§ 25. Lord Balniel
asked the Secretary for Technical Co-operation, how many meetings have been held by the Council for Volunteers Overseas; when the Council will start offering advice to the voluntary societies and to his Department on the further expansion of this scheme; and whether the Council will be issuing regular reports on their work.
§ Mr. R. Carr
The Council for Volunteers Overseas has met once on 27th May. I understand that it will meet again in November. It is, of course, for the Council itself to determine how and when it will proffer advice and what reports it will make on its work.
§ Lord Balniel
Whilst recognising that the responsibility rests in the hands of the Council, may I ask my right hon. Friend whether he is aware that there is the very widest interest in this matter, especially among universities? Will he do his utmost to encourage them to give the widest publicity to their schemes? In connection with the further expansion of voluntary service overseas, is it within the powers of the Council to consider extending this so as to make it a Commonwealth scheme?
§ Mr. Carr
Taking the last point first, so far as I know, it is certainly within the powers of the Council—the terms of reference are very wide—to consider and to make suggestions about any point, including the one made by my hon. Friend. I attended the first meeting of the Council and I sensed the great enthusiasm 1777 among its members, and I am sure it will take appropriate action in relation to the general public interest in this subject
§ Mr. G. M. Thomson
Does the right hon. Gentleman realise that this Council was launched by the Prime Minister himself in this House, with a tremendous fanfare of trumpets, about the sense of urgency which the Government felt about the kind of work which it could do?
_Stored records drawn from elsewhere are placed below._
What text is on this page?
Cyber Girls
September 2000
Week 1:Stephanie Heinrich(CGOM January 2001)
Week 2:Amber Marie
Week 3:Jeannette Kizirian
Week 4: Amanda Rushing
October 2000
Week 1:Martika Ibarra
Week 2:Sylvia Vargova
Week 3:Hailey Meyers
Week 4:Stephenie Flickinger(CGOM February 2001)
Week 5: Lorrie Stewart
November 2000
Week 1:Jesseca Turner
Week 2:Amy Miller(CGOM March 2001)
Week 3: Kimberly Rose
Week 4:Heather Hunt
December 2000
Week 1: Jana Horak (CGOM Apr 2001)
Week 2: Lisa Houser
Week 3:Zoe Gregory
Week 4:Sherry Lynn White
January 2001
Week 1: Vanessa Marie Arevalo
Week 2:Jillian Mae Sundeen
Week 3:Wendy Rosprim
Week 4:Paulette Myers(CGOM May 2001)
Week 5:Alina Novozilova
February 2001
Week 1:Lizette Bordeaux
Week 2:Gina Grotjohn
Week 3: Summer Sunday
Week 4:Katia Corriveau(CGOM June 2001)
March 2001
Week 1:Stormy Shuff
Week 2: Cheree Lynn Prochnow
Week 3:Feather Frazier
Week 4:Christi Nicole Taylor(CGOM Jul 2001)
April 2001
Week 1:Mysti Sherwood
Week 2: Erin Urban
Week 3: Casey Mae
Are two meetings in 12 months a sign of the sense of urgency which they feel?
§ Mr. Carr
In the first place, this is not the Government's Council. It is an independent Council. There is a great sense of urgency among its members, and the House would be wrong—I am sure that the hon. Gentleman realises this—to imagine that its members are promoting its purpose only when they actually sit in Council meetings. The executive work is done by the Lockwood Committee. There is much activity now being undertaken by this new Council, apart from actually attending meetings.